Much of the first hour in my apartment was spent talking about our current lives. Melissa, through a series of post-college accidents, works in marketing. And Connor is an actor, which is what she always wanted to be. I told her I cyber-snooped on her while I was trying to find her phone number and found out she's in a troupe of artsy clowns, and she said she was in the middle of a production of "Hamlet, clown-style." At one point, Melissa took a giant bag of potato chips out of her purse. And after three hours of wine and discussing our adult digestive problems, we started the movie.
It had been a very long time since they had seen it. I had watched it somewhat recently and was relieved to discover that this girlhood-shaping movie wasn't pure sexist trash. By and large, it was pretty much exactly as awesome as I remembered it — as frivolous and exciting as a Bond movie, except the jokes were zanier, the girls were at the center, and as a now-delightful bonus, all the male characters in the movie were pretty incompetent. "It's true — I do love that all the men are fucking inept," Connor said when it was over. "No wonder we all turned out to be staunch feminists," Melissa said.
It was almost like I remembered it.
But the funny thing is, I was the only one in the group who really remembered it. "I definitely remember watching it a couple times," Melissa had written to me in a Facebook message, also correcting my use of "sleepover" to the term our moms used: "talk-over" (mom-joke alert!).
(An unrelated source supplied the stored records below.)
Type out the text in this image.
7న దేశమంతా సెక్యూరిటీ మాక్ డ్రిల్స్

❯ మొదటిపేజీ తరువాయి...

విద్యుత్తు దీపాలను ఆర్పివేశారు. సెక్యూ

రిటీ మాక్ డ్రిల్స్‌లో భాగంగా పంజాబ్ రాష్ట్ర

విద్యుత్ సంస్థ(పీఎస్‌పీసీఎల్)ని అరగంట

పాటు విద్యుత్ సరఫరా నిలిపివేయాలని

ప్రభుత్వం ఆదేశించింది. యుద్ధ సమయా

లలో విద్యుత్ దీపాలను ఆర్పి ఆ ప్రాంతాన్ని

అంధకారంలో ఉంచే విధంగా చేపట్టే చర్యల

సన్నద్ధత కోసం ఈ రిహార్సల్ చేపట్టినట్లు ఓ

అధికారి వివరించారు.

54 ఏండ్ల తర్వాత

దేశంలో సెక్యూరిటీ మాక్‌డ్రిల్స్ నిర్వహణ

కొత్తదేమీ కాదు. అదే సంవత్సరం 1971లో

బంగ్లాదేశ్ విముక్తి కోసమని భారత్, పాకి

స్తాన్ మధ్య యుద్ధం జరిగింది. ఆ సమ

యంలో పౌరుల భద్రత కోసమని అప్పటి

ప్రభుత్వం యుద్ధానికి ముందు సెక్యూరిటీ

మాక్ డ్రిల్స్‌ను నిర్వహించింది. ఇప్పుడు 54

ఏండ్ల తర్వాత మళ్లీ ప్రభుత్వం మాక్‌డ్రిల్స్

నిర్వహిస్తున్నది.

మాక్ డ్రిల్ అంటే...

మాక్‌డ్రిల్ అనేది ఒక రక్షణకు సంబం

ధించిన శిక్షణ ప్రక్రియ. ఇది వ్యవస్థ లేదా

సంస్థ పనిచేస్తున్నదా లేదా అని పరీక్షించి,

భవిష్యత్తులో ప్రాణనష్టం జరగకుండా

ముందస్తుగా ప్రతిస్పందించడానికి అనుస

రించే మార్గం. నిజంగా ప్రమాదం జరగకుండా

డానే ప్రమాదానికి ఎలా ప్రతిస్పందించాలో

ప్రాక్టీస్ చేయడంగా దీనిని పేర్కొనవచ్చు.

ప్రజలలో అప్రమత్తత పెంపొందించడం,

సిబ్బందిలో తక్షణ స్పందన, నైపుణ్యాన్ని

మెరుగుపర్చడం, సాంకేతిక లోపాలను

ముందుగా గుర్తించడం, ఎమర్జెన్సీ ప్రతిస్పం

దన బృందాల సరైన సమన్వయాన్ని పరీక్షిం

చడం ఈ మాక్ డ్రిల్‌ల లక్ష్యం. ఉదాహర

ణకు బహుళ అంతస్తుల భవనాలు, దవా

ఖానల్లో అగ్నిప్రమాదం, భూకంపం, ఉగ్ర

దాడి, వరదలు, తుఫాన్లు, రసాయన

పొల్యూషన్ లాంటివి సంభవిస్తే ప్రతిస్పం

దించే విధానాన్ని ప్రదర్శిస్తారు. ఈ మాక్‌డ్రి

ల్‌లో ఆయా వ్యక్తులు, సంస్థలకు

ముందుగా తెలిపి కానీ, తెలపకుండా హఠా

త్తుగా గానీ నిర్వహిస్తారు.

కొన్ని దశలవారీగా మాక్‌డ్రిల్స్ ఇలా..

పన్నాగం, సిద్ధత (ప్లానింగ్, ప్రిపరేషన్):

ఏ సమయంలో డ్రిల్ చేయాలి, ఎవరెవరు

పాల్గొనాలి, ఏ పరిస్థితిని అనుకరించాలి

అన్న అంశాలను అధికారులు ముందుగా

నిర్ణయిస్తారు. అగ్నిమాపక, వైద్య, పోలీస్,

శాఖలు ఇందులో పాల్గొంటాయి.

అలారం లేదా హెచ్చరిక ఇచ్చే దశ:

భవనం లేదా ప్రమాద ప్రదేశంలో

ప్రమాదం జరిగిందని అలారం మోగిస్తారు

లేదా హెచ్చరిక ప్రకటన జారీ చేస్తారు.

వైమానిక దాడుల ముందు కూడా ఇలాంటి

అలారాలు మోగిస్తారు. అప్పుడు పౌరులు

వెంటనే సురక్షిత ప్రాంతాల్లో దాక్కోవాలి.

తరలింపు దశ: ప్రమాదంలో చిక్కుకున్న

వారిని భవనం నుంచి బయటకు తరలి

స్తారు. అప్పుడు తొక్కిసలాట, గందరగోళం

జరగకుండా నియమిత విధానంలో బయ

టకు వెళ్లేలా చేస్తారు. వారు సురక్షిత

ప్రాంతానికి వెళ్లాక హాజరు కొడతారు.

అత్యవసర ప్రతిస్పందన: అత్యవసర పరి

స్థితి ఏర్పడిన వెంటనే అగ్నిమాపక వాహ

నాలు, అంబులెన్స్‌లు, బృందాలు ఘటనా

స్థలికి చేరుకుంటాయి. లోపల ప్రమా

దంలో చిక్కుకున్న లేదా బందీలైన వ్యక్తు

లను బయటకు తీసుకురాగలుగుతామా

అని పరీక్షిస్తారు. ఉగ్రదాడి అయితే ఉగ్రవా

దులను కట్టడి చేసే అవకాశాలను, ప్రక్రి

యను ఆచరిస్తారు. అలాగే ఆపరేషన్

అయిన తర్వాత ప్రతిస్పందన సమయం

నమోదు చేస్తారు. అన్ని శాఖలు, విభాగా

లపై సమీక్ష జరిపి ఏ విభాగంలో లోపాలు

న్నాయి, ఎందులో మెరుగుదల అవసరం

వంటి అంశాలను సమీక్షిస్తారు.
Vindicatingly, in what I think was our second communication since my 16th birthday, Connor wrote, "We absolutely watched that movie a thousand times — that's the way I remember it too." But she later modified this to "multiple times." "Whenever I think of Charlie's Angels, I think of your house," she allowed. Melissa said she associates me with Grease, a musical I have no memory of watching with her.
And of course they didn't really remember it. Isn't that always the way, that something deeply meaningful to you is not the meaningful part to someone else? Melissa remembers discussing people's noses and the island nation we made up and then built using empty boxes and glitter. Connor remembers a first-grade play about recycling we wrote collectively: "Not like I really think about it that often, but I was definitely a rainbow fish from Hawaii," she said.
If I had known in high school that this memory I cherished was so one-sided, my feelings probably would have been hurt. But with more than a decade of distance, it makes sense: I loved the Angel trio because I was invested in our trio in a way that they never were. The necklaces, the telltale sign! I called my mom to ask what she remembered, and she said I watched Charlie's Angels with a different friend entirely, that there were pictures of me in a box somewhere standing in the finger-gun-Angel-pose with Connor and another girl who was not in the trio. To use a neologism, I lost my chill and didn't find it until 2015.
But it's OK! I have never been chill, thus the love for movies portraying inseparable friends. And my middle school friends grew up to be nice! We said obvious and cliché things to one another after the movie ended like "fucking rad" (Connor) and then "15 years" (me) and "we're so old" (Melissa). Then: "I love you guys," Melissa said. "We should legit have a slumber party sometime."
Before they left, we took pictures of ourselves standing in front of the Magic Johnson poster in my kitchen. My face looked bad in most of the photos and we laughed a lot. We look happy, I think.
The photo at the top of this post has been switched.